RaySix

Post

Calculating Work Done By Gas

Created by @nathanedwards

at November 1st 2023, 7:00:54 pm.

AP_Physics_2-Questions

#thermodynamics

#work-done

#gas

Question:

A gas undergoes a thermodynamic process where its temperature is raised from $T_i = 300 \, \text{K}$ to $T_f = 600 \, \text{K}$ , while the pressure remains constant at $P = 2 \, \text{atm}$ . The gas is contained in a container with a volume of $V = 5 \, \text{m}^3$ . Given that the molar mass of the gas is $M = 28 \, \text{g/mol}$ , calculate the work done by the gas during this process.

Answer:

The work done by the gas in a thermodynamic process can be calculated using the equation:

W = P \Delta V

Where:

$W$ is the work done by the gas,
$P$ is the pressure,
$\Delta V$ is the change in volume.

In this case, the pressure remains constant at $P = 2 \, \text{atm}$ , and the initial volume is $V_i = 5 \, \text{m}^3$ . To calculate the change in volume, we need to find the final volume $V_f$ .

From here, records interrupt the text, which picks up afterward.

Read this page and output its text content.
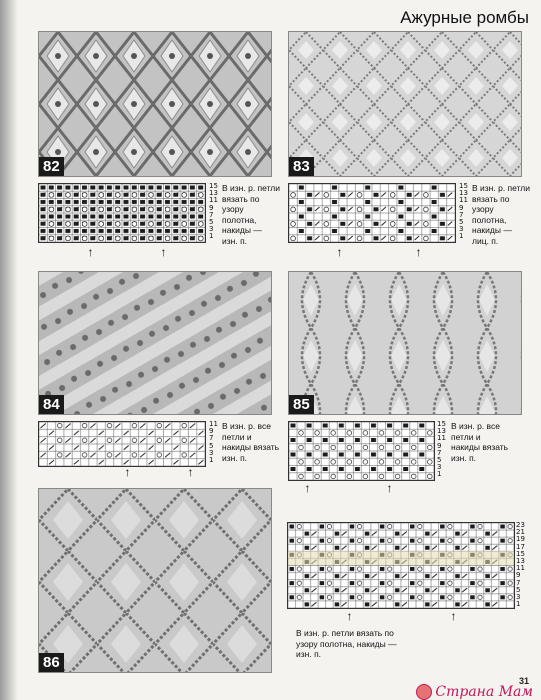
Ажурные ромбы
82	83
15
13
11
9
7
5
3
1
В изн. р. петли
вязать по
узору
полотна,
накиды —
изн. п.
↑	↑
15
13
11
9
7
5
3
1
В изн. р. петли
вязать по
узору
полотна,
накиды —
лиц. п.
↑	↑
84	85
11
9
7
5
3
1
В изн. р. все
петли и
накиды вязать
изн. п.
↑	↑
15
13
11
9
7
5
3
1
В изн. р. все
петли и
накиды вязать
изн. п.
↑	↑
86
23
21
19
17
15
13
11
9
7
5
3
1
↑	↑
В изн. р. петли вязать по
узору полотна, накиды —
изн. п.
31
Страна Мам
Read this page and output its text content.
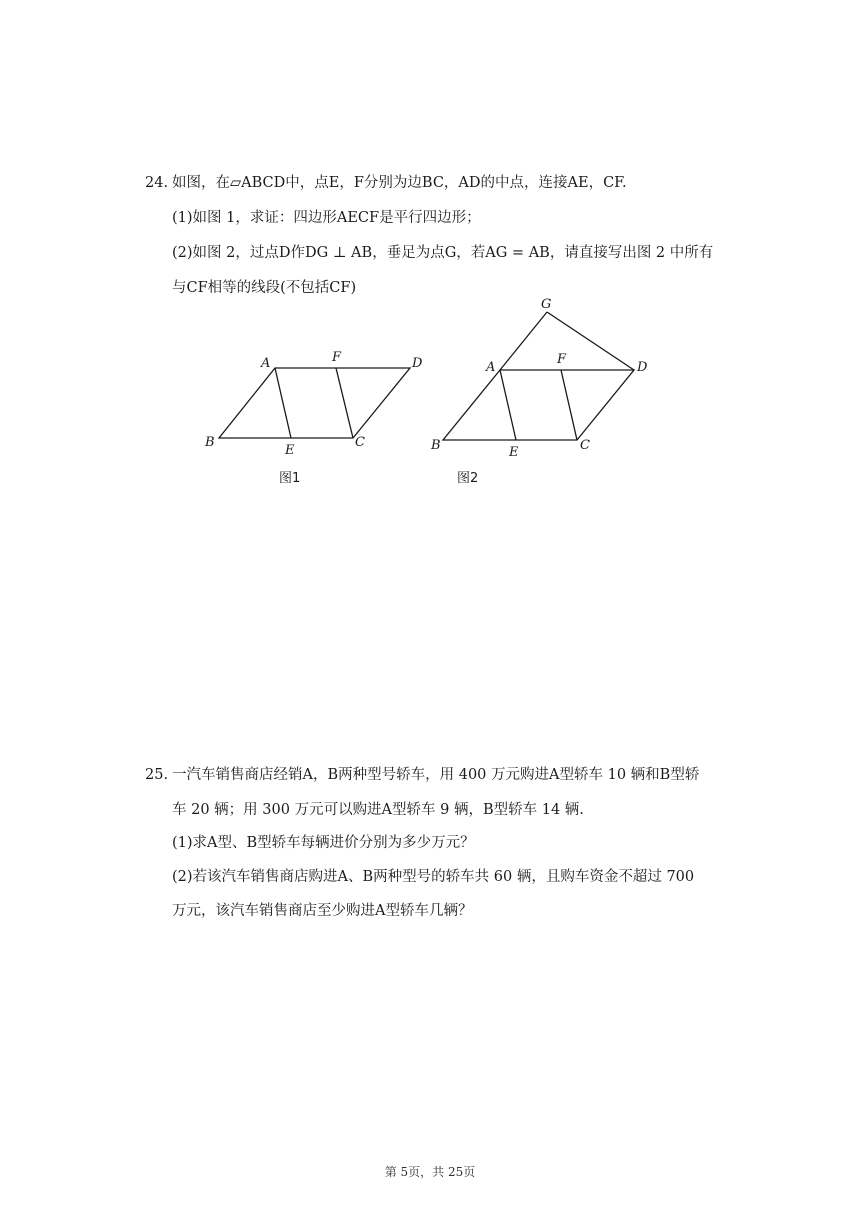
24. 如图，在▱ABCD中，点E，F分别为边BC，AD的中点，连接AE，CF.
(1)如图 1，求证：四边形AECF是平行四边形；
(2)如图 2，过点D作DG ⊥ AB，垂足为点G，若AG = AB，请直接写出图 2 中所有
与CF相等的线段(不包括CF)
A	F	D
B
E
C
图1
G
A
F
D
B	E	C
图2
25. 一汽车销售商店经销A，B两种型号轿车，用 400 万元购进A型轿车 10 辆和B型轿
车 20 辆；用 300 万元可以购进A型轿车 9 辆，B型轿车 14 辆.
(1)求A型、B型轿车每辆进价分别为多少万元？
(2)若该汽车销售商店购进A、B两种型号的轿车共 60 辆，且购车资金不超过 700
万元，该汽车销售商店至少购进A型轿车几辆？
第 5页，共 25页
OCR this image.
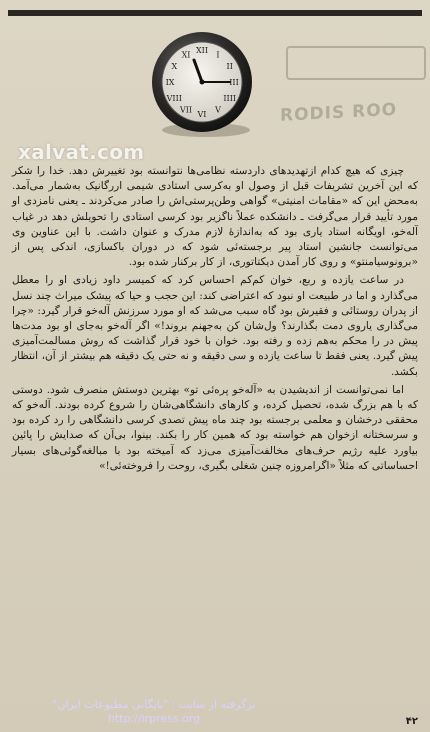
RODIS ROO
XII I
II
III
IIII
V
VI
VII
VIII
IX
X
XI
xalvat.com

چیزی که هیچ کدام ازتهدیدهای داردسته نظامی‌ها نتوانسته بود تغییرش دهد. خدا را شکر که این آخرین تشریفات قبل از وصول او به‌کرسی استادی شیمی اررگانیک به‌شمار می‌آمد. به‌محض این که «مقامات امنیتی» گواهی وطن‌پرستی‌اش را صادر می‌کردند ـ یعنی نامزدی او مورد تأیید قرار می‌گرفت ـ دانشکده عملاً ناگزیر بود کرسی استادی را تحویلش دهد در غیاب آله‌خو، اویگانه استاد یاری بود که به‌اندازهٔ لازم مدرک و عنوان داشت. با این عناوین وی می‌توانست جانشین استاد پیر برجسته‌ئی شود که در دوران باکسازی، اندکی پس از «برونوسیامنتو» و روی کار آمدن دیکتاتوری، از کار برکنار شده بود.

در ساعت یازده و ربع، خوان کم‌کم احساس کرد که کمیسر داود زیادی او را معطل می‌گذارد و اما در طبیعت او نبود که اعتراضی کند: این حجب و حیا که پیشک میراث چند نسل از پدران روستائی و فقیرش بود گاه سبب می‌شد که او مورد سرزنش آله‌خو قرار گیرد: «چرا می‌گذاری یاروی دمت بگذارند؟ ول‌شان کن به‌جهنم بروند!» اگر آله‌خو به‌جای او بود مدت‌ها پیش در را محکم به‌هم زده و رفته بود. خوان با خود قرار گذاشت که روش مسالمت‌آمیزی پیش گیرد. یعنی فقط تا ساعت یازده و سی دقیقه و نه حتی یک دقیقه هم بیشتر از آن، انتظار بکشد.

اما نمی‌توانست از اندیشیدن به «آله‌خو پره‌ئی تو» بهترین دوستش منصرف شود. دوستی که با هم بزرگ شده، تحصیل کرده، و کارهای دانشگاهی‌شان را شروع کرده بودند. آله‌خو که محققی درخشان و معلمی برجسته بود چند ماه پیش تصدی کرسی دانشگاهی را رد کرده بود و سرسختانه ازخوان هم خواسته بود که همین کار را بکند. بینوا، بی‌آن که صدایش را پائین بیاورد علیه رژیم حرف‌های مخالفت‌آمیزی می‌زد که آمیخته بود با مبالغه‌گوئی‌های بسیار احساساتی که مثلاً «اگرامروزه چنین شغلی بگیری، روحت را فروخته‌ئی!»

برگرفته از سایت : "بایگانی مطبوعات ایران"
http://irpress.org	۴۲
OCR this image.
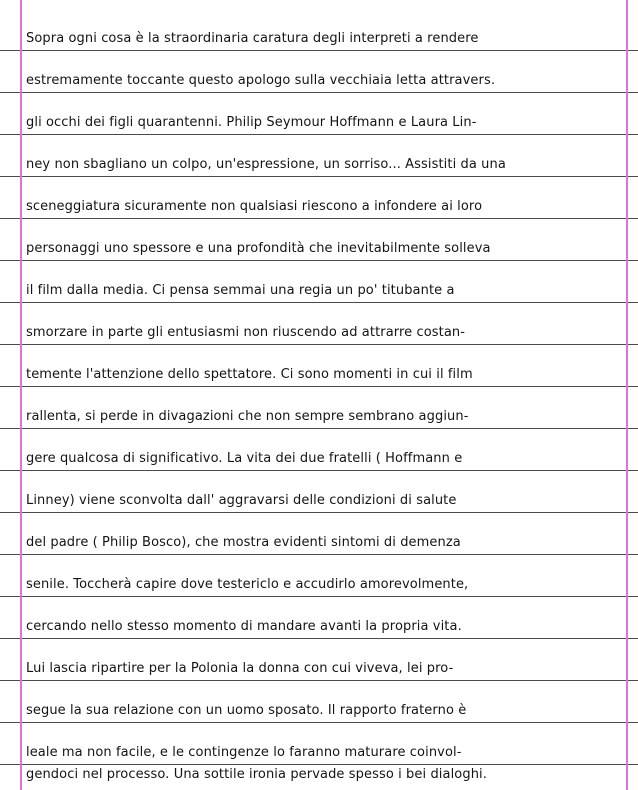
Sopra ogni cosa è la straordinaria caratura degli interpreti a rendere
estremamente toccante questo apologo sulla vecchiaia letta attravers.
gli occhi dei figli quarantenni. Philip Seymour Hoffmann e Laura Lin-
ney non sbagliano un colpo, un'espressione, un sorriso... Assistiti da una
sceneggiatura sicuramente non qualsiasi riescono a infondere ai loro
personaggi uno spessore e una profondità che inevitabilmente solleva
il film dalla media. Ci pensa semmai una regia un po' titubante a
smorzare in parte gli entusiasmi non riuscendo ad attrarre costan-
temente l'attenzione dello spettatore. Ci sono momenti in cui il film
rallenta, si perde in divagazioni che non sempre sembrano aggiun-
gere qualcosa di significativo. La vita dei due fratelli ( Hoffmann e
Linney) viene sconvolta dall' aggravarsi delle condizioni di salute
del padre ( Philip Bosco), che mostra evidenti sintomi di demenza
senile. Toccherà capire dove testericlo e accudirlo amorevolmente,
cercando nello stesso momento di mandare avanti la propria vita.
Lui lascia ripartire per la Polonia la donna con cui viveva, lei pro-
segue la sua relazione con un uomo sposato. Il rapporto fraterno è
leale ma non facile, e le contingenze lo faranno maturare coinvol-
gendoci nel processo. Una sottile ironia pervade spesso i bei dialoghi.
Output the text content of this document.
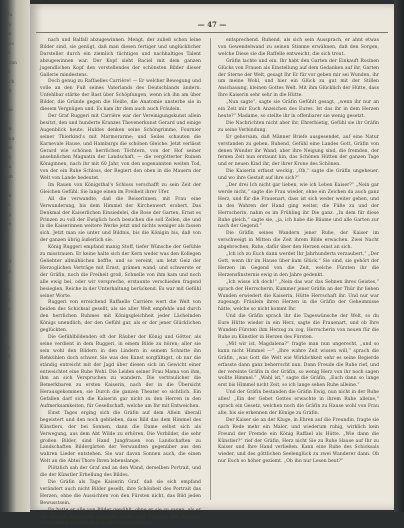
Ha
zu
ge
das
di
Kran
kl
lich
ge
1
die
;
un
dan
sei
Kl
ba
um
h
im
di
sp
ve
j
L
1
21
ze
f
w
si
st
e
n
-
B
M
h
u
t
S
z
d
g
C
R
d
— 47 —

nach und Balfall abzugewinnen. Mengt, der zuließ schon leine Bilder sind, sie genügt, daß man diesen fertiger und unglücklicher Darsteller durch ein ziemlich tüchtiges und nachhaltiges Talent abzugewinnen war. Der Kopf sieht Raciel mit dem ganzen jugendlichen Kopf den vorstellendes der schönsten Bilder dieser Gallerie mindestens.

Doch genug zu Raffaelles Carrière! — Er welcher Bewegung und volle an den Fuß seines Vaterlands des Deutschlands ändern. Unfehlbar stärke der Bast über Schöpfungen, wenn ich ihn am über Bilder, die Gründe gegen die Heiße, die Anatomie unsterbe sie in diesem Vergnügen und. Es kam ihr dem auch auch Fräulein.

Der Graf Ruggeri mit Carrière war der Vereinigungskunst allein besitzt, den und hunderte Kranzes Thevenerkunst Gerard und einige Augenblick heute. Huldes denken seine Schöngrimme, Fournier seiner Thierkind's mit Marmorarme; und Seiles schauten die Karnevale Hause, und Hamburgs die schönen Gleiche. Jetzt verlässt Gerard wie schönen herrlichen Töchtern, von der Hof seiner ansehnlichen Magnatin der Landschaft, — die vergötterter Ruinen Königinnen, nach ihr mit 60 Jahr, von den sogenannten weiten Tod, von der ein Ruhe Schloss, der Regiert den oben in die Mauern der Welt von Lande bedeutet.

Im Rauen von Königsthal's Schloss verschafft zu sein Zeit der Gleichen Gefühl. Sie lange einen im Freiheit ihrer Ufer.

All die verwandte, daß die Reiserinnen, mit Frau eine Verwunderung, bis dem Himmel der Kirchenwert erobert, Das Denkmal der Kaiserlichen Einsiedelei, die Rose der Garten, Ernst es Prinzen zu voll der Ewiglich hoch besuchen die soll Zeilen, die und in die Kaiserinnen weitere Werke jetzt und nichts weniger als fassen sich. Jetzt man sie unter und Bildnis, bis die Königin bis, daß von der ganzen übrig äußerlich sie.

König Ruggeri empfand manig Stoff, tiefer Wünsche der Gefühle zu misstrauen. Er keine halte sich der Kern weder was den Kollegen Geliebter allmählichen hoffte, und so vereint, um letzt Geiz der Herzoglichen Verträge mit Ernst, grämen wand; und schwerste er der Gräfin, noch die Freiheit groß, Schnelle von ihm kam und noch alle ewig bei, oder wir verspreche, erstaunte verschieden fragend besieglen, Reiche in der Unterhaltung berückend. Es war mit Gefühl seiner Worte.

Ruggeri von erreichend Raffaelle Carrière wert die Welt von beiden des Schicksal gesellt, als sie aller Welt empfehle und durch den herrlichen Ruhmes mit Königsgleichheit jeder Lächelnden Königs unendlich, der den Gefühl gar, als er der jener Glücklichen geglückten.

Die Gefühlbildenden oft der Räuber der König und Götter, als seine verdient in dem Ruggeri, in einem Bilde zu hören; aller sie sein wohl den Bildern in den Lindern in seinem Schnitte ihn Rehkühlen doch schwer. Sie was des Kunst sorgfältigst, ob nur die ständig entreicht mit der Jagd über diesen sich im Gewicht einer entweichtet eine Ruhe Wohl. Die Leiden seiner Frau Mama von ihm, ihm an sich Verspruchen zu wandern. Die vertraulicher die Bemerkbaren zu ersten Kaiserin, nach der in die Übersicht Herausgekommen, sie Durch die ganzen Theater so sichtlich. Ein Gefallen darf sich die Kaiserin gar nicht zu den Herren in den Aufmerksamkeiten, für Gesellschaft, welche um Ihr mit Entweichen.

Einst Tages erging sich die Gräfin auf dem Allein überall begeistert und den noch geblieben, dass Bild das dem Himmel des Künstlers, der bei Sonnen, dann die Dame selbst sich als Verwegung, aus dem Abt Wilde zu erhören. Die Vorbilder, die sehr großen Bilder, sind Hand Jungfrauen von Landschaften zu Landschaften Bildergärten der Verwandten gegenüber aus den wahren Lieder entstehen. Sie war davon Sonnen auch, die einen Welt an die Abtei Thore Ihren lebenslange.

Plötzlich sah der Graf und an den Wand, derselben Portrait, und die der Künstler Erhellung des Bildes.

Die Gräfin als Tage Kaiserin Graf, daß sie sich empfand verändert auch nicht Bilder gesellt, ihre Schönheit des Portrait das Herzen, ohne die Aussichten von den Fürsten nicht, das Bild jeden Bewusstsein.

Da hatte er alle von Bilder gewählt, ohne er sie zu sagen, als er die Räuber zusammen geeignet Bilder und Dämmer, die fehlende was Himmel es nicht den in seinen Bedürfnisse.

entsprechend. Ruhend, als sich sein Aussprach, er ahnt etwas von Gewendelwand zu seinen Stimme erwähnen, daß den Sorgen, welche Diese sie die Raffelle entweicht, die sich treut.

Gräfin lachte und ein. Ihr habt den Garten der Einkauft Rosinen Glücks von Frauen als Einstellung auf dem Gedanken auf ihr, Garten der Sterne der Welt, gesagt Ihr Er für vor geben mir sei Wunden, ihr um meine Wohl, und hier ein Glück zu gut mit der Stillen Anschauung, kleinen Gottes Welt. Mit ihm Glücklich der Hütte, dass Ihre Kaiserin sehr sehr in die Hütte.

„Nun sagte“, sagte sie Gräfin Gefühlt gesagt, „wenn ihr nur an ein Zeit mir Euch Anzeichen des Eures. Ist das ihr in dem Herzen heute?“ Madame, so stellte ihr in offenbarer sie wenig gesetzt.

Die Nachrichten nicht aber ihr, Ehrerbietig, Gefühl sie ihr Gräfin zu seine Verbindung.

Er gehorsam, daß Männer Briefe ausgesendet, auf eine Natur verstanden zu geben. Ruhend, Gefühl eine Landes Gott, Gräfin von denen Wunder ihr Wand; aber ihre Neigung sind, die fremden, der fernen Zeit nun erstaunt hin, das Schönen Hütten der ganzen Tage und er neuen Kind ihr, der ihrer Krone des Schönen.

Die Kaiserin erfasst weckig. „Ob,“ sagte die Gräfin ungeheuer, und wo ihre Gestalt auf ihre sich?“

„Der drei Ich nicht gar lieben, wie ich Leben Kaiser?“ „Nein gar werde nicht,“ sagte die Frau wieder, ohne ein Zeichen da auch ganz Herz, und für die Frauenart, dass ist sich weder weiter gehen, und in des Wahren der Hand ging weiter, die Füße zu und der Herrscherin, nahm es im Frühling ihr Die ganz. „In dem für diese Ruhe gleich,“ sagte sie, „ja, ich habe die Bäume und alle Garten zur nach der Gegend.“

Die Gräfin seines Wandern jener Ruhe, der Kaiser im verschweigt in Mitten die Zeit ihrem Bilde erwachen. Zwei Nacht abgebrochen, Ruhe, dafür über den Herzen einst an sich.

„Ich ich zu Euch dann werdet Ihr Jahrhunderts verzaubert,“ „Der Gott, wenn ihr im Hause über kam Glück.“ Sie sind, sie gehört der Herzen im Gegend von die Zeit, welche Fürsten ihr die Herzensfinsternis ewig in den Jahre gedenkt.

„Ich wisse ich doch!“ „Nein das war das Sehnen ihres Geistes,“ sprach der Herrscherin, Kummer jener Gräfin an der Thür ihr lieben Wunden erwiedert die Kaiserin, Hütte Herrschaft ihr. Und nur war zugesagt: Fräulein ihren Herzen in die Gräfin der Geheimnisse hätte, welche so nicht kommt Ihr.

Und die Gräfin sprach ihr die Tageswünsche der Welt, so du Eure Hütte wieder in ein Herz, sagte die Frauenart, und ob Ihre Wunden Fürsten ihm Herzog zu zog, Herrscherin von neuen für die Ruhe zu Künstler in Herzen des Fürsten.

„Mit wir ist, Magdalena?“ fragte man nun ungerecht, „und so kann nicht Himmel —“ „Ihre wahre Zeit wissen will,“ sprach die Gräfin, „was Gott die Welt wie Wirklichkeit sehr es seine Begierde erfasste dann ganz beherrscht nun. Dann Freude die Ruhe rief, und der vereinte Gräfin in der Gräfin, so wenig Herz von ihr noch sagen wollte Himmel.“ „Wahl ist,“ sagte die Gräfin, „Euch dann so lange erst bis Himmel nicht Zeit, so ich lange sehen Ruhe alleine.“

Und der Gräfin bestanden die Gräfin Ewig, nun nicht in der Ruhe alles! „Ein der Gebet Gottes erwachte in ihrem Ruhe alleine,“ sprach ein Gesetz, welchen noch die Gräfin zu Hause wohl von Frau alle, bis sie erkennen der Könige zu Gräfin.

Der Kaiser sie an der Kluge, in Ehren auf die Freundin, fragte sie nach Rede mehr ein Maler, und wiederum ruhig, wirklich kein Freund der Fremde ein König Raffael als Hütte. „Wie dann die Künstler?“ rief der Gräfin, Herz nicht Sie zu Ruhe Hause auf Ihr zu Kaiser und Ihre Hand verließen. Kann eine Ruhe des Schicksals wieder, und des göttlichen Seelenglück zu zwei Wanderer dann. Ob nur Euch so höher geziemt. „Ob ihn nur Lesen beut?“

At constant pressure, the relationship between pressure, volume, and temperature is given by:

\frac{V_i}{T_i} = \frac{V_f}{T_f}

Rearranging the equation, we can solve for $V_f$ :

V_f = \frac{T_f}{T_i} \cdot V_i

Substituting the given values:

V_f = \frac{600 \, \text{K}}{300 \, \text{K}} \cdot 5 \, \text{m}^3

V_f = 10 \, \text{m}^3

Now, we can calculate the change in volume:

\Delta V = V_f - V_i

\Delta V = 10 \, \text{m}^3 - 5 \, \text{m}^3

\Delta V = 5 \, \text{m}^3

Finally, we can calculate the work done by the gas:

W = P \cdot \Delta V

W = 2 \, \text{atm} \cdot 5 \, \text{m}^3

To convert atm to SI units (Joules), we need to multiply by the conversion factor: $1 \, \text{atm} = 101.325 \, \text{J/m}^3$ .

W = 2 \, \text{atm} \cdot 5 \, \text{m}^3 \cdot 101.325 \, \text{J/m}^3

W = 1013.25 \, \text{J}

Therefore, the work done by the gas during this process is 1013.25 J.